Artist and stage designer Es Devlin works across mediums, celebrating public participation in exhibitions, large scale performances and immersive installations. Here, she reflects on her personal and professional highlights of 2024 and shares her predictions for 2025

I have spent the last few years thinking extensively about the word ‘home’.

The forces which shaped my work in 2024 have been building for the last couple of years. I spent much of 2022 making closely observed drawings of 243 of the 15,000 species that call London home, learning as I progressed through close encounters with our city’s resident moths, birds, bats, insects, amphibians and fungi, the continuity or line and form between us and the biosphere. I began to understand, through a daily practice of observing and drawing, the urgency of Joanna Macy’s invitation to us to ‘relinquish our separation, come home again to our mutual belonging’.
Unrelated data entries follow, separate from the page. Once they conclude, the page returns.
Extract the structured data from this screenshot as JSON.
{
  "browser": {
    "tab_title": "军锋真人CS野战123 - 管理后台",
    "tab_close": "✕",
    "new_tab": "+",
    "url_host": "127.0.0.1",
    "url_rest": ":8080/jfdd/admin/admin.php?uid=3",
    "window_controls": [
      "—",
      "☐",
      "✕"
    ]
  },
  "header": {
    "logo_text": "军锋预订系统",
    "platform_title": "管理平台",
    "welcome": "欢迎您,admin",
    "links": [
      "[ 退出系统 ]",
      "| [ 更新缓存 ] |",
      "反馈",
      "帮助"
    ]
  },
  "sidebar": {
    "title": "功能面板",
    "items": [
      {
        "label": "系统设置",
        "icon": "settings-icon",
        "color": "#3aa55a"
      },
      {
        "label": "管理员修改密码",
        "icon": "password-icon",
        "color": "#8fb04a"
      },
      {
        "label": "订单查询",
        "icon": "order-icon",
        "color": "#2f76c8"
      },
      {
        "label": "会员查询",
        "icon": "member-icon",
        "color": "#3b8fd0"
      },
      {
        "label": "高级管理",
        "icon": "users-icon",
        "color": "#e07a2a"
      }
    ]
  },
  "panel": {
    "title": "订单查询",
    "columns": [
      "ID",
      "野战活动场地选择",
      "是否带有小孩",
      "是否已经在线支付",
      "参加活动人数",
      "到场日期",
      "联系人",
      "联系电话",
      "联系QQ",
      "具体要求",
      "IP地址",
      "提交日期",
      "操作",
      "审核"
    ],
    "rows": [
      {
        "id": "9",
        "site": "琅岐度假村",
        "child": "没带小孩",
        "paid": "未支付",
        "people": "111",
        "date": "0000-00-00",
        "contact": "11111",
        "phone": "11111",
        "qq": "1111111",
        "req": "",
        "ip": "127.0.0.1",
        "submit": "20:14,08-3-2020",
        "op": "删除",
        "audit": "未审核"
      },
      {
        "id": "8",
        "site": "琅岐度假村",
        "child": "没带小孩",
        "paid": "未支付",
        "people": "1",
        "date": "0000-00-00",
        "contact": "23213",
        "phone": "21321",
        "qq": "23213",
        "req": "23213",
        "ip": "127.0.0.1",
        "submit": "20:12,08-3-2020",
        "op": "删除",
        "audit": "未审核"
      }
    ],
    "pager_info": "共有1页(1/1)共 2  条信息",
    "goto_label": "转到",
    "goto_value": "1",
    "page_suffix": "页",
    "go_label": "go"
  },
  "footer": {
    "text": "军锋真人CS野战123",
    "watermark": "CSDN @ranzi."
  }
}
In 2023 I sought a home for my own 30 year long art and design practice as I charted it into An Atlas of Es Devlin: a book and an exhibition that gathered the strands of a multi-faceted practice into a continuous thread of intention, stitched and anchored into the context of the past three decades. While writing the book and composing the exhibition I discovered that many of the concerns that preoccupy me today are rooted in marks and gestures I began making as a teenager: the exercise of looking back and assembling the fragments and traces, has helped guide and root the forward trajectory of my practice.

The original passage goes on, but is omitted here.